Tu joues autant dans des clubs de jazz qu’au Berghain ou dans des clubs techno. C’est grisant de pouvoir jouer n’importe où ?
Oui ! J’adore ça. C’est toujours hyper-différent, ça me pousse à m’adapter, au public, à la salle... j’aime beaucoup ça. Enfin - je pense que tu trouveras d’excellents exemples et de très mauvais, à vrai dire. J’ai eu de merveilleuses expériences dans des bars de merde. Mais j’ai aussi eu d’horribles expériences dans des bars de merde. Je me suis retrouvée dans des endroits où j’avais l’impression d’arriver comme un cheveu sur la soupe, j’étais mal accueillie et je ne supporte plus ça aujourd’hui, je suis fatiguée.
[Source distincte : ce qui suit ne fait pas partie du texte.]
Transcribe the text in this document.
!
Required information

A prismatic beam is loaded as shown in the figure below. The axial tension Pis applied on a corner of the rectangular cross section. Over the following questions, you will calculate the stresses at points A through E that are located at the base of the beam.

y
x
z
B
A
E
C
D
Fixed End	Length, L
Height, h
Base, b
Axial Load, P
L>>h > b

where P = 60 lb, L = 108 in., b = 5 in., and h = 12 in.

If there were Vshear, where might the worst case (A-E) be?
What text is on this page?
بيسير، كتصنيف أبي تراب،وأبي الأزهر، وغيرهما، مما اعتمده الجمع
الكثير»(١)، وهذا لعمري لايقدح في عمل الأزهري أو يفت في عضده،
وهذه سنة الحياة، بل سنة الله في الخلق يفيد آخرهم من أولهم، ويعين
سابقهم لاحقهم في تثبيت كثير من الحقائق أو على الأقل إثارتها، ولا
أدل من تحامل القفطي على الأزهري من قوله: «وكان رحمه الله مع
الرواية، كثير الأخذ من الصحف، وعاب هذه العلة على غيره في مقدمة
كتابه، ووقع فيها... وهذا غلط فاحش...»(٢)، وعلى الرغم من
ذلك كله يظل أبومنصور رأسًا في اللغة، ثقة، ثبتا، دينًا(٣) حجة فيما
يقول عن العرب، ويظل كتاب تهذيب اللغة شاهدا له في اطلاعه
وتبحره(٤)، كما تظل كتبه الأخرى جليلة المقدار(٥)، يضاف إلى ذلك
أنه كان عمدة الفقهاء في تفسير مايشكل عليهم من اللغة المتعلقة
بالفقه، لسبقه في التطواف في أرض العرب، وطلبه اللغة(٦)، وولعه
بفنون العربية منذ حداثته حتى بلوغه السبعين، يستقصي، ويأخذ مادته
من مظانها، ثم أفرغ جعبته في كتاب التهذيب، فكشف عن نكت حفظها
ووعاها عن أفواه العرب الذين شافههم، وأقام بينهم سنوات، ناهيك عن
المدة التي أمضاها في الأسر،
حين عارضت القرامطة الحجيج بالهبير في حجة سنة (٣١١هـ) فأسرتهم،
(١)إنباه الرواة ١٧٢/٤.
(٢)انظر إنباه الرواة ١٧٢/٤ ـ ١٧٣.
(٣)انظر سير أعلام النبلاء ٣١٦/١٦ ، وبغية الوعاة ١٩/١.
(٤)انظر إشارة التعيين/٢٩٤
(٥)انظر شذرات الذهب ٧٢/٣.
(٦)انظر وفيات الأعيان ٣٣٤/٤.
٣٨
Il n’y a pas de backstage par exemple, et ça peut me rendre grognon. Même si le concert se passe bien et qu’on rigole pendant le concert, ça gâche mon expérience.

Tu fais des unes de magazines d’un côté et de l’autre, tu joues encore dans des bars de merde ?
Oh ouais.

Souvent ?
Surtout aux Etats Unis. Ça arrive souvent, oui. Pratiquement pas en Europe, en revanche. Mais il y a quelques jours de cela, on a joué dans un endroit… disons mal adapté au concert. À Vancouver. C’est très différent sur le sol américain pour moi, j’ignore pourquoi ; Et quand bien même je jouerais dans un bar en Europe, ça se passe super bien. Il y a quelques temps, j’ai joué dans un bar à Glasgow, dans un lieu qui contient 100 personnes grand maximum, et c’était vraiment cool.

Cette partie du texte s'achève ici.